One in half a million: Girl born in Israel with twin inside her stomach
Doctors swiftly remove remains of what was at least one sibling from baby; mother and daughter healthy
A baby girl was born in Israel with an embryo inside her stomach, in an extreme medical rarity that astounded doctors.
The girl was born earlier this month at Assuta Medical Center in Ashdod, the hospital said Tuesday.
Cases of fetus-in-fetu occur only about once in every 500,000 births.
Checks and ultrasounds in the late stages of the pregnancy had already identified that the girl’s stomach was enlarged, and following her natural birth doctors carefully examined her and confirmed that there was something inside the newborn.
She was immediately given a battery of further examinations including ultrasounds and an X-ray.
“We were surprised to discover that it was an embryo,” Omer Globus, director of neonatology at Assuta, said.
A team of the medical center’s top experts carried out the operation, eventually removing two similar sacs from the girl’s stomach.
“We think that there was more than one there, and we are still checking that,” he said.
Globus stressed that the remains were not a fully formed embryo, but rather an embryo that only partially developed. Doctors were able to see some bones and a heart, he said.

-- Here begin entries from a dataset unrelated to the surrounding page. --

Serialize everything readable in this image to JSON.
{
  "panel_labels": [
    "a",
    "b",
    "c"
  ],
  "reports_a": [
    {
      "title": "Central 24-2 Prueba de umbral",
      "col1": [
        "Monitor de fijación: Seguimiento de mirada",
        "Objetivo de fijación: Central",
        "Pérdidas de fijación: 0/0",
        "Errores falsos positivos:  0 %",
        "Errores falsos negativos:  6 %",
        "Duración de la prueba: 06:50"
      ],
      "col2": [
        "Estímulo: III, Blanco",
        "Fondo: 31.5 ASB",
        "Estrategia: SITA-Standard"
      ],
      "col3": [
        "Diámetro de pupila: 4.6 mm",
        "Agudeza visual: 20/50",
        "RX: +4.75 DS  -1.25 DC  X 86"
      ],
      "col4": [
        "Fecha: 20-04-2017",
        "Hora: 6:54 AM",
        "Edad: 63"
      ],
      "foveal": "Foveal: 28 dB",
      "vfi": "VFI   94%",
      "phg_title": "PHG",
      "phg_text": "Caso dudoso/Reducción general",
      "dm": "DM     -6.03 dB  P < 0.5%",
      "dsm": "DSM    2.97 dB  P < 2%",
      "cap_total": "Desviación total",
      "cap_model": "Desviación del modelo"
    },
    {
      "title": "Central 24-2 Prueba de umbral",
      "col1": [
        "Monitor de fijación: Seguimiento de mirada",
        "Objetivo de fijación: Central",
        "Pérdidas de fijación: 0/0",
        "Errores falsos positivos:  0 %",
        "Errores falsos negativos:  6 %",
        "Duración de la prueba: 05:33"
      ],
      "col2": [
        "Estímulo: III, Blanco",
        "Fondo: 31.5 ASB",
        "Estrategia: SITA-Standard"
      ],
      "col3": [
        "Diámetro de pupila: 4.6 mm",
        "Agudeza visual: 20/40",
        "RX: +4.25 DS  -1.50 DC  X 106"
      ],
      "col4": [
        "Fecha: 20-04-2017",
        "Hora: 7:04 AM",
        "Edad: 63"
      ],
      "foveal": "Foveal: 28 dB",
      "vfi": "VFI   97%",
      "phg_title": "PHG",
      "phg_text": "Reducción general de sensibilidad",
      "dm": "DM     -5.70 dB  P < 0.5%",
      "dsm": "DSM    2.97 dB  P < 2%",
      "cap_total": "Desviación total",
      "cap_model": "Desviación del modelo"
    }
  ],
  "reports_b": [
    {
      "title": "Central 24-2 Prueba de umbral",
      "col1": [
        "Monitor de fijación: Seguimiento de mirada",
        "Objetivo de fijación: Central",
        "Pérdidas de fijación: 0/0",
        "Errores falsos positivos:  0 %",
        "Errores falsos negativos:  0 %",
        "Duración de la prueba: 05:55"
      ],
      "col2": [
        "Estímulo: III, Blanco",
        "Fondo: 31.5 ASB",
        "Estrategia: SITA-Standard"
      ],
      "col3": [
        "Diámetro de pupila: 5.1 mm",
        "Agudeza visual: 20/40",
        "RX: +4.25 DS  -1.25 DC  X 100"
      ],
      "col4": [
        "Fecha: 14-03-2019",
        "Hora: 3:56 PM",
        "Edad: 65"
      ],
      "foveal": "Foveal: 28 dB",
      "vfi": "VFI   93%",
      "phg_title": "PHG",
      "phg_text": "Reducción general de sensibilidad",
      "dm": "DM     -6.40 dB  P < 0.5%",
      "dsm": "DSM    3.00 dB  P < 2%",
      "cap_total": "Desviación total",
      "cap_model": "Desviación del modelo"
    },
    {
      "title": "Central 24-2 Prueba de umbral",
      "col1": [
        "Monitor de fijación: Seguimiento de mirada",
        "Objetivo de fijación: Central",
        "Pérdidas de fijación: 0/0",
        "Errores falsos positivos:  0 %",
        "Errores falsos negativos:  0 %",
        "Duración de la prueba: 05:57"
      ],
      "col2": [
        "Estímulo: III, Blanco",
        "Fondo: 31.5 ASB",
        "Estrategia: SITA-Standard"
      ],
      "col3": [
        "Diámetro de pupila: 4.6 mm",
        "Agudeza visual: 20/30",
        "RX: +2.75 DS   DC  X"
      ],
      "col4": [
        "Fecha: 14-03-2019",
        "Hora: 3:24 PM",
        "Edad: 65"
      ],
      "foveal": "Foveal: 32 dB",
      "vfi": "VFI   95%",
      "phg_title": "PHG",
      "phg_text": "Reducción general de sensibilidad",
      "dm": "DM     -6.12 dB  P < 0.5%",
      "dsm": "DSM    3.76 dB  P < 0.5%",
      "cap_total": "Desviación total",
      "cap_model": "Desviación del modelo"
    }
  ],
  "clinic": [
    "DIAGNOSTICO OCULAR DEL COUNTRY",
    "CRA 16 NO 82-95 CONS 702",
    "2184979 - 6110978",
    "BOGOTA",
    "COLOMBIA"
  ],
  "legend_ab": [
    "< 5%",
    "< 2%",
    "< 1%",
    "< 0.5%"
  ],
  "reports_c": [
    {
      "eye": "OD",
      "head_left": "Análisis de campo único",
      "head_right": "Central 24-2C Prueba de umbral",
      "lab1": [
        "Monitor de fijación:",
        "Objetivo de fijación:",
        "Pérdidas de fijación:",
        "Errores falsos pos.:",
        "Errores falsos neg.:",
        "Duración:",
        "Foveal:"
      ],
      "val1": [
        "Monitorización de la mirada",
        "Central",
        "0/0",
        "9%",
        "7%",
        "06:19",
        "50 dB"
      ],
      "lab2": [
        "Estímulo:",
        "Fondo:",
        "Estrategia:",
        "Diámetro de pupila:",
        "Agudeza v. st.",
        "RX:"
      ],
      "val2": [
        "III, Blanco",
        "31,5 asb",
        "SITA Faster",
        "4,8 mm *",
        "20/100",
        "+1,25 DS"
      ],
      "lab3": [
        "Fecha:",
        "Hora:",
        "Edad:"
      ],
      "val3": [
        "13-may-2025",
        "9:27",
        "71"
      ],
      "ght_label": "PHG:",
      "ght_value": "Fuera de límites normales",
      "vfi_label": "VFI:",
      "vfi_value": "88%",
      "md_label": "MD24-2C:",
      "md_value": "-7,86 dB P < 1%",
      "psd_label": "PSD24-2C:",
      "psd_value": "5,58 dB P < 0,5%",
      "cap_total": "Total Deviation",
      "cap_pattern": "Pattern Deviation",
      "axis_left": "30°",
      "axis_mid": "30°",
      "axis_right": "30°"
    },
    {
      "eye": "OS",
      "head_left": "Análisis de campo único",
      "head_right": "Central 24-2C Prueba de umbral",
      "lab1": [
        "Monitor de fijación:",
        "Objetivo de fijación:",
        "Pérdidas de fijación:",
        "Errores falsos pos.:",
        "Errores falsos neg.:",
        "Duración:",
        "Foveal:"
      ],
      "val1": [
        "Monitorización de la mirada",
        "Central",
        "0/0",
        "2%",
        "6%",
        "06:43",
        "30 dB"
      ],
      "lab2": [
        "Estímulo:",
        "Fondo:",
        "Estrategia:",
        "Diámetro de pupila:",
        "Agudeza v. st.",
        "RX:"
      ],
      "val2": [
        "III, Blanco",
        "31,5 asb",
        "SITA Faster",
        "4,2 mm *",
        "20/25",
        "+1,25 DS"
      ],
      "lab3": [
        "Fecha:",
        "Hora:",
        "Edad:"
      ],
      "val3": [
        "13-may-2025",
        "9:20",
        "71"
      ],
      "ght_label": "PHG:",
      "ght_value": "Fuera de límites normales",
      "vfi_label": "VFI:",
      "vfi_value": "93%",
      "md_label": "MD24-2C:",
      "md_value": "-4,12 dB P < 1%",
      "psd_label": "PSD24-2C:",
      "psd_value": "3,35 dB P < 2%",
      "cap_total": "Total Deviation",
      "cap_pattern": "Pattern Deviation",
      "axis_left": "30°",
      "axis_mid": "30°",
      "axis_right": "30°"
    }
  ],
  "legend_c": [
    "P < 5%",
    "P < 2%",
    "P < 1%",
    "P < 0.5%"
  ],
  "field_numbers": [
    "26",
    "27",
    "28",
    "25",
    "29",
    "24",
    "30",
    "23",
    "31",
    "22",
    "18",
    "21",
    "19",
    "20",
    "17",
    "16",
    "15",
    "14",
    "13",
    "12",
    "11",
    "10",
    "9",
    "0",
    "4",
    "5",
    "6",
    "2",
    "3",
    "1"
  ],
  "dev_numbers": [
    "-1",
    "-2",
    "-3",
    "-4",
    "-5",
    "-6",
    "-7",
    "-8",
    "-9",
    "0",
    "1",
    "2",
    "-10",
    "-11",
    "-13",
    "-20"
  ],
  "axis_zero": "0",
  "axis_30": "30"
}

“But it did not look like an embryo as you imagine it,” he said.
The operation was successful and the girl is expected to make a full recovery, Globus said. Both the girl and her mother, who has three other children, have already been sent home.
Globus said there are a number of theories as to how such cases occur, with one being that the pregnancy starts off as twins but then one of the embryos is absorbed by the other.
“It happens as part of the fetal development process when there are cavities that close during development and one of the embryos enters such a space,” he said. “The fetus inside partially develops but does not live and remains there.”